Our next planned adventure was to Hallstatt, Austria. Hallstatt was delightful, very quaint, mysterious, and lovely.

Thus far, while the places we had planned to go to far in advance were lovely, I think Salzburg and Cologne, our two spontaneous destinations, have been my favorites. Something about arriving without agenda and allowing the city to unravel its mysteries to you in it’s own time has been both exciting and refreshing. Most of our time in Salzburg and Cologne has been spent wandering the streets. In Salzburg we followed the advice of a local and went to a tiny Austrian restaurant called Andreas located in a small, clean alley parallel to the river. We walked in and were given a tiny table where a tiny candle shed light upon our meal as we drank locals brews and ate a hearty meal. The beef stew and bready dumpling gave my stomach a deep and contented feeling as we walked back that night to our hostel.

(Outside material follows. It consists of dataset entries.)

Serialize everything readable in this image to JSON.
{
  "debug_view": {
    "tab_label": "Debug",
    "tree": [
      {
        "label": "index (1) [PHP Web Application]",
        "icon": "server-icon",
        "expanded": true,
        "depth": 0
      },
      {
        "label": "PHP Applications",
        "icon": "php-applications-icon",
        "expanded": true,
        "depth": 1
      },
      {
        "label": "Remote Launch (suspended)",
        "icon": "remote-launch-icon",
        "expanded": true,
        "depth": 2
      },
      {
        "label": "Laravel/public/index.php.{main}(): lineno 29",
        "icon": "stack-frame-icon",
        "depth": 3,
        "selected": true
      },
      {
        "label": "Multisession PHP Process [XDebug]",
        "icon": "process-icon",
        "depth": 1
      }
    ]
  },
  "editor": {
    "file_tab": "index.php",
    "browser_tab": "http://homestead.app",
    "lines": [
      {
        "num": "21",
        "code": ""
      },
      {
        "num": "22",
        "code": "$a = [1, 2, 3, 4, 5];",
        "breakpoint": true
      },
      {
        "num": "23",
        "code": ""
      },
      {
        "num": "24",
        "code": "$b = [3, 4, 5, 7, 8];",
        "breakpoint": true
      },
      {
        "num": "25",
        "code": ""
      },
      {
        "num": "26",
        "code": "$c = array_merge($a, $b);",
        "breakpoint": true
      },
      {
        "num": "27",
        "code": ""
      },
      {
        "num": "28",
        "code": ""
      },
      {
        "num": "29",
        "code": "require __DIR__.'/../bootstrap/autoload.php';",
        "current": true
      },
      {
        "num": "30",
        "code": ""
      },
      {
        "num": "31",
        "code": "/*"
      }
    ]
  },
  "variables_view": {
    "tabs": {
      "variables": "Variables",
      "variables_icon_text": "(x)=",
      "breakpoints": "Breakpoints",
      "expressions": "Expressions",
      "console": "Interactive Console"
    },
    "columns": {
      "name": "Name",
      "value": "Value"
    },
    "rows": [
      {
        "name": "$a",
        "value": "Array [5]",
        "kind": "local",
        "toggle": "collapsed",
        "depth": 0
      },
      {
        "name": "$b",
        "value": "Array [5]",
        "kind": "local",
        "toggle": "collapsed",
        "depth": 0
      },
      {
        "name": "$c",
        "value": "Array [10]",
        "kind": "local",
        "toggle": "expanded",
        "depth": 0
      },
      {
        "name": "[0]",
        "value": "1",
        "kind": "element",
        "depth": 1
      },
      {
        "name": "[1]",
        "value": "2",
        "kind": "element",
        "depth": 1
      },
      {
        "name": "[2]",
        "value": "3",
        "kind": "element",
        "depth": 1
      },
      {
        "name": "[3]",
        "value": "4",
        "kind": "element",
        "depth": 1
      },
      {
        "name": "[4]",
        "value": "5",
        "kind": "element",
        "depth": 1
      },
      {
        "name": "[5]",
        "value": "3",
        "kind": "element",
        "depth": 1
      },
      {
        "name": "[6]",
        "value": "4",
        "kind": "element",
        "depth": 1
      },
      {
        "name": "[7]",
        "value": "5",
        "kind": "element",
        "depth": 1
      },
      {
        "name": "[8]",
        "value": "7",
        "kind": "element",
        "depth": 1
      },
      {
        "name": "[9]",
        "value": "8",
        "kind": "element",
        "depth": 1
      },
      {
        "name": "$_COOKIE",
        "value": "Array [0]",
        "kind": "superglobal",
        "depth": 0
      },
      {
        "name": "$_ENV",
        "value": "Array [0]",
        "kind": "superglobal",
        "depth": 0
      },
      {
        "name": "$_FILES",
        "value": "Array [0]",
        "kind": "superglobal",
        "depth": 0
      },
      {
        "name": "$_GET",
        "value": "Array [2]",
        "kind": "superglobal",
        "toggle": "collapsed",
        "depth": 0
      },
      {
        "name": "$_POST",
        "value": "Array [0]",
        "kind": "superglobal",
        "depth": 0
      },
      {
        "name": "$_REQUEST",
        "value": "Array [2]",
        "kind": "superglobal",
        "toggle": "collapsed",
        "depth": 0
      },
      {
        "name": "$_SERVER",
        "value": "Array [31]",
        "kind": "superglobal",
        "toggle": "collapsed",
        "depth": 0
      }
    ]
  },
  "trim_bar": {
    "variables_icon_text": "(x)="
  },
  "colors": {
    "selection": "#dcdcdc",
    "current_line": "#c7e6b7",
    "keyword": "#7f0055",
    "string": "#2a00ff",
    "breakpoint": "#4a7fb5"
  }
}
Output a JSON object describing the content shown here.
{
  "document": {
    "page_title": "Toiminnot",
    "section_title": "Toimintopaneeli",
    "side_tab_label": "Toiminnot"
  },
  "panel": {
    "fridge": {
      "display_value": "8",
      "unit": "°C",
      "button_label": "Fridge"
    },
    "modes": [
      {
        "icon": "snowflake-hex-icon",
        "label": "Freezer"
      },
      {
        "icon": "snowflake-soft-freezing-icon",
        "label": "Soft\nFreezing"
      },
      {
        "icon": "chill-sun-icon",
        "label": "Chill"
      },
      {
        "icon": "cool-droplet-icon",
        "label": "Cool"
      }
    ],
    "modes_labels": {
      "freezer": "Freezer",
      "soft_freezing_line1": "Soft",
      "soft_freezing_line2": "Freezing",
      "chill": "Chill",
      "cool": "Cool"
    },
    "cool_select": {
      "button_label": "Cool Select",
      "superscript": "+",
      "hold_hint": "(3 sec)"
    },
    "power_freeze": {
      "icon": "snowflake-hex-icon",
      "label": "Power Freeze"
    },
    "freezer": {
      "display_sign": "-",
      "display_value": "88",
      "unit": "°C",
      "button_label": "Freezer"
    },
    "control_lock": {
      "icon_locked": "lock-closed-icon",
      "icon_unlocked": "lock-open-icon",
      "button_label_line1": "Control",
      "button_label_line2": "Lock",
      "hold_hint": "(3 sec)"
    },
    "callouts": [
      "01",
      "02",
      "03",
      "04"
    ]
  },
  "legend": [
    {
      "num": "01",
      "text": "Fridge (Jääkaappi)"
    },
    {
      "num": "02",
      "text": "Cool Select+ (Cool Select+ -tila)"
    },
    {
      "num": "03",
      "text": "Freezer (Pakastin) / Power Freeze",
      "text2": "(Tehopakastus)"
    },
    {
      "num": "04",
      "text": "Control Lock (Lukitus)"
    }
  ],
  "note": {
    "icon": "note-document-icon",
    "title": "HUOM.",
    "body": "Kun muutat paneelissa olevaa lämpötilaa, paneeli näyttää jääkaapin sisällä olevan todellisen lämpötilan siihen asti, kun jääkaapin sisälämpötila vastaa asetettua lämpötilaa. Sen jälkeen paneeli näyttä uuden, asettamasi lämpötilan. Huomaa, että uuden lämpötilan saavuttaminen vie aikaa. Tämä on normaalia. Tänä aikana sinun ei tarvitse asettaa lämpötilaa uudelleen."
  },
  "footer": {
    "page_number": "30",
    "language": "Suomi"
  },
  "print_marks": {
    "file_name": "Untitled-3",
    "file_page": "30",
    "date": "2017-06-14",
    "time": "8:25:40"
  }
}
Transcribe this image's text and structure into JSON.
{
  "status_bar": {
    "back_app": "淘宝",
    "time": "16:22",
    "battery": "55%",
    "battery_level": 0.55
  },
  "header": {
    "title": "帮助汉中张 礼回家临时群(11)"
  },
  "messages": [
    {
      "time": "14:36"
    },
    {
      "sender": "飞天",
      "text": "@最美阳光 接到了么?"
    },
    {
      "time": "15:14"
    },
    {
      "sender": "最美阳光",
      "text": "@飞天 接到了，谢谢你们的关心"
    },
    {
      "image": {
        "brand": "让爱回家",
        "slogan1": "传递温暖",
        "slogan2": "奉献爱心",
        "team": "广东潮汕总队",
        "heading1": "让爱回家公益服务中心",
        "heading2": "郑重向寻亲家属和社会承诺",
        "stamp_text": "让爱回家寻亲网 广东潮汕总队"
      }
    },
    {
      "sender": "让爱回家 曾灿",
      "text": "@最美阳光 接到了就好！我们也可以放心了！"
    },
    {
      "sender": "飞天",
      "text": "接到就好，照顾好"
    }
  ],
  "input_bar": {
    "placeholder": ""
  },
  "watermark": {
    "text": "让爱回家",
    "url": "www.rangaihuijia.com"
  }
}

That same evening we strolled along Salzburg’s well-lit streets, ogled at their statues, and huffed as we climbed to the fortress atop the hill in the center of town. There we looked at the tiny and multiplicitous lights that illuminated the city’s many winding streets. The lights seemed oriented much like a human’s veinal system, the lines of light grew bright at the hubs of activity and glowed gently dimmer as they withdrew into the suburbs

Yes, Salzburg was a delight. Cologne, where we’ve just departed, was also an unexpected adventure. While getting there from Austria was a bit of an ordeal (arriving at our connecting platform and boarding the train only to find we had boarded a train that had been delayed by 40min, which was confusingly not only departing from our train’s platform, but departed at the exact time our train was scheduled to depart, and going in the opposite direction), we reoriented ourselves, pretended we were British students at the train station in Mannheim for an hour (this meant speaking in a posh accent and saying things such as “clever”, “cheeky”, “keen”, and “brill”, to our own personal delight), and arrived in Cologne naught but two hours later than planned. The next day we ate breakfast and played cards in the sunny plaza before the massive Cathedral, walked across massive bridges, and arrived just in time for the opening of the Chocolate museum.

But, we have arrived in Amsterdam, and I must say that I am rather sleepy after walking across the canals all day. I’m going to try to finish out this post including Cologne in more detail soon!